In a report for the Centre for Policy Studies, which he chairs, Saatchi primarily blames inflation-targeting by the Bank of England for the current economic crisis. He argues that bankers, regulators and credit rating agencies are all victims of the “myth” that if policymakers could maintain low inflation, then growth, employment, prosperity and stability would follow.
Saatchi says by creating the false impression that low inflation meant financial stability and then measuring “the wrong kind of inflation” – the consumer price index – policymakers encouraged the view that it was safe to borrow and invest.
He says: “The myth led bankers to lend more, traders to risk more, homeowners to borrow more, regulators to relax more, and politicians to boast more – about the end of boom and bust. When the myth collapsed, it took all of us down with it – academics and auditors, bankers and bakers, economists and electricians. We all went into the dark.”
Belgravia Insurance Consultants Consultant Paul White says: “For a while, it seemed like Gordon Brown was right when he said we had come to the end of boom and bust.
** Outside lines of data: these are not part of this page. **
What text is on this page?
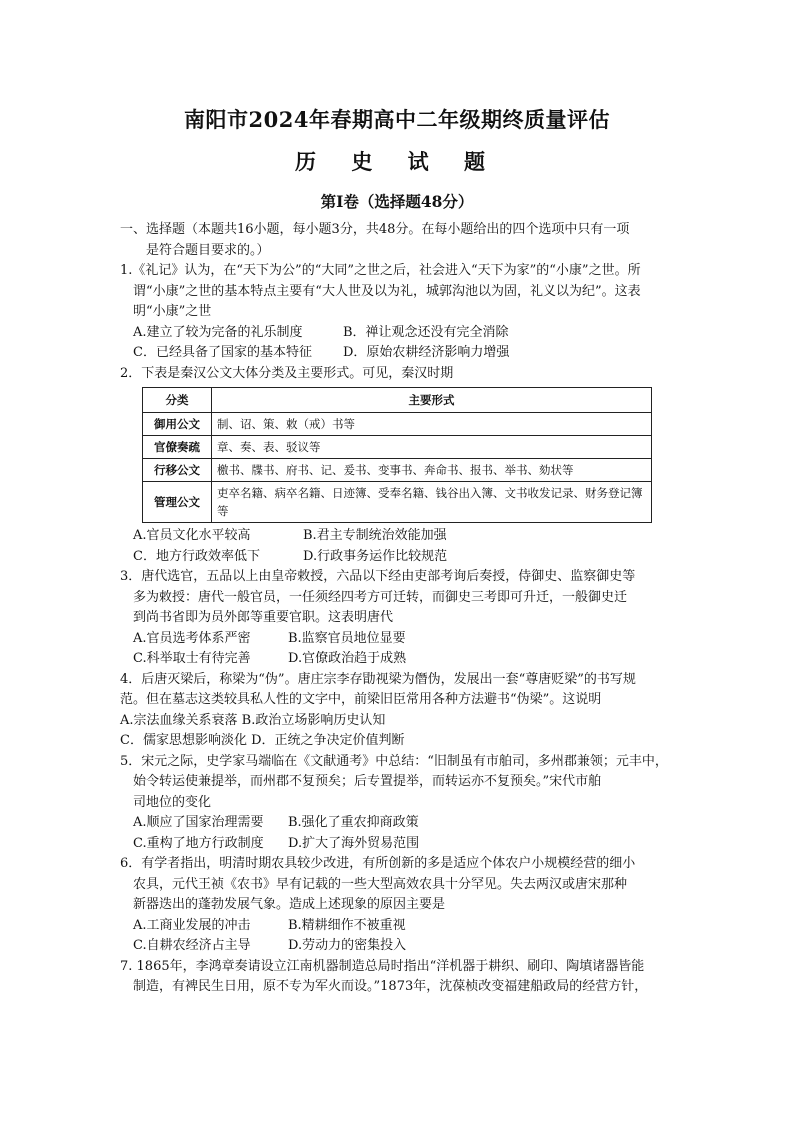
南阳市2024年春期高中二年级期终质量评估
历 史 试 题
第I卷（选择题48分）

一、选择题（本题共16小题，每小题3分，共48分。在每小题给出的四个选项中只有一项

是符合题目要求的。）

1.《礼记》认为，在“天下为公”的“大同”之世之后，社会进入“天下为家”的“小康”之世。所

谓“小康”之世的基本特点主要有“大人世及以为礼，城郭沟池以为固，礼义以为纪”。这表

明“小康”之世

A.建立了较为完备的礼乐制度	B．禅让观念还没有完全消除
C．已经具备了国家的基本特征	D．原始农耕经济影响力增强

2．下表是秦汉公文大体分类及主要形式。可见，秦汉时期

分类	主要形式
御用公文	制、诏、策、敕（戒）书等
官僚奏疏	章、奏、表、驳议等
行移公文	檄书、牒书、府书、记、爰书、变事书、奔命书、报书、举书、劾状等
管理公文	吏卒名籍、病卒名籍、日迹簿、受奉名籍、钱谷出入簿、文书收发记录、财务登记簿等
A.官员文化水平较高	B.君主专制统治效能加强
C．地方行政效率低下	D.行政事务运作比较规范

3．唐代选官，五品以上由皇帝敕授，六品以下经由吏部考询后奏授，侍御史、监察御史等

多为敕授：唐代一般官员，一任须经四考方可迁转，而御史三考即可升迁，一般御史迁

到尚书省即为员外郎等重要官职。这表明唐代

A.官员选考体系严密	B.监察官员地位显要
C.科举取士有待完善	D.官僚政治趋于成熟

4．后唐灭梁后，称梁为“伪”。唐庄宗李存勖视梁为僭伪，发展出一套“尊唐贬梁”的书写规

范。但在墓志这类较具私人性的文字中，前梁旧臣常用各种方法避书“伪梁”。这说明

A.宗法血缘关系衰落 B.政治立场影响历史认知

C．儒家思想影响淡化 D．正统之争决定价值判断

5．宋元之际，史学家马端临在《文献通考》中总结：“旧制虽有市舶司，多州郡兼领；元丰中，

始令转运使兼提举，而州郡不复预矣；后专置提举，而转运亦不复预矣。”宋代市舶

司地位的变化

A.顺应了国家治理需要	B.强化了重农抑商政策
C.重构了地方行政制度	D.扩大了海外贸易范围

6．有学者指出，明清时期农具较少改进，有所创新的多是适应个体农户小规模经营的细小

农具，元代王祯《农书》早有记载的一些大型高效农具十分罕见。失去两汉或唐宋那种

新器迭出的蓬勃发展气象。造成上述现象的原因主要是

A.工商业发展的冲击	B.精耕细作不被重视
C.自耕农经济占主导	D.劳动力的密集投入

7. 1865年，李鸿章奏请设立江南机器制造总局时指出“洋机器于耕织、刷印、陶填诸器皆能

制造，有裨民生日用，原不专为军火而设。”1873年，沈葆桢改变福建船政局的经营方针，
As it turns out, Mrs Thatcher was correct when she said you cannot buck the market.”
Ample Financial Services director Colin Parkin says: “It is wrong to use inflation in isolation as a marker of financial stability. A number of factors should be taken into account. IFAs were saying for years that the lending policies of banks were fundamentally flawed. They went on a rampant orgy and it was always going to end in grief.”